Experimental protocol

Subjects underwent a screening visit at the General Clinical Research Center (GCRC) of Massachusetts General Hospital, which included a history, physical examination, and screening laboratory tests (TSH, FSH, LH, prolactin, hematocrit, potassium and glucose). TSH, FSH, LH, and prolactin within the normal range, a hematocrit greater than 30%, potassium greater than 3 mmol/liter, and glucose greater than 50 mg/dl were necessary for study participation.

Eligible subjects were admitted overnight to the GCRC. A bone age was obtained on the day of admission. Subjects were served dinner before 1930 h. Frequent sampling for GH and cortisol was carried out every 30 min from 2000 h on the night of admission until 0800 h the next morning. After frequent sampling, a fasting blood sample was obtained for glucose, GH, ghrelin, IGF-I, and leptin. Subjects then drank a solution containing 100 g glucose over 10 min. Blood samples for glucose and GH were drawn at 30 and 60 min after the oral glucose load. A 24-h urine sample was collected for urinary free cortisol and creatinine.

Methods

Anthropometric measurements. Subjects were weighed wearing a hospital gown on an electronic scale. We used a single stadiometer at the GCRC to measure heights of subjects using an average of triplicate measurements. One investigator assessed bone age using the methods of Greulich and Pyle (25). Tanner stage was determined for all patients by the same investigator, a pediatric endocrinologist.

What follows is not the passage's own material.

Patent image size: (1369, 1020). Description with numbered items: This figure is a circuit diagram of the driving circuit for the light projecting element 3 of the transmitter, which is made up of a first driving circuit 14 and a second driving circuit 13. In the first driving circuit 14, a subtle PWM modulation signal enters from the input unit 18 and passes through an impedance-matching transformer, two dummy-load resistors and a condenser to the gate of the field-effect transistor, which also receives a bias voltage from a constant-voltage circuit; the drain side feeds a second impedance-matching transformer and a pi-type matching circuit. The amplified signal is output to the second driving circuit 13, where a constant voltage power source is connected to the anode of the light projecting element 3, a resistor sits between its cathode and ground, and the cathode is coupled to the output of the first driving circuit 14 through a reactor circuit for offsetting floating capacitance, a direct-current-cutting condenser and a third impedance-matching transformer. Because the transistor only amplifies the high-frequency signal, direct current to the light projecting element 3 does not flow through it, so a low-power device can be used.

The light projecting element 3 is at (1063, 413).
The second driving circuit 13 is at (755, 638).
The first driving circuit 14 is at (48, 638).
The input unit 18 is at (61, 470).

Biochemical assessment. Glucose and urine creatinine were measured by the hospital laboratory using published methods (26). Glucose levels may be converted to SI units (millimoles per liter) by dividing by 18. We measured GH levels using an IRMA (Nichols Institute Diagnostics, San Juan Capistrano, CA; detection limit of 0.05 ng/ml and an intraassay coefficient of variation of 2.4–9.4%). An IRMA (Nichols Institute Diagnostics) was used to measure serum IGF-I (detection limit of 30 µg/liter and coefficient of variation 3.1–4.6%). Urinary free cortisol was measured by the GammaCoat I¹²⁵ RIA (Diasorin Inc., Stillwater, MN, detection limit of 1 µg/dl, coefficient of variation of 7.0%) using the extraction method. We used a RIA to measure serum cortisol values (Diagnostic Products Corp., Los Angeles, CA, limit of sensitivity 1.0 µg/dl, coefficient of variation 2.5–4.1%), serum leptin (Linco Diagnostics, St. Louis, MO, sensitivity of 0.5 µg/liter, coefficient of variation of 3.4–8.3%), and ghrelin (Phoenix Pharmaceuticals, Belmont, CA, sensitivity 2 pg/ml, coefficient of variation 10.0%). Levels of GH, IGF-I, and leptin can be converted to SI units (micrograms per liter) by multiplying by 1, whereas cortisol values can be converted to SI units (nanomoles per liter) by dividing by 0.0363. Samples were stored at –80 C until analysis, and all samples were run in duplicate.

Analysis of GH secretion

Deconvolutional analysis. The multiple parameter deconvolutional analysis described by Veldhuis et al. (27) and Veldhuis and Johnson (28) was employed to uncover individual secretory bursts during the 12 h of nocturnal sampling. Basal GH secretion rate, total basal GH secretion (basal GH secretion rate x duration of sampling), GH half-life, frequency of secretion bursts, area under secretion bursts (burst mass), secretory burst amplitude, total pulsatile production (mean burst mass x number of secretory bursts), and total GH secretion (sum of basal and pulsatile secretion) were determined using this analysis. Results of nocturnal basal, pulsatile and total GH secretion, and the number of nocturnal secretory bursts are reported here. Details of data obtained from deconvolutional analysis have been reported earlier by our group (1).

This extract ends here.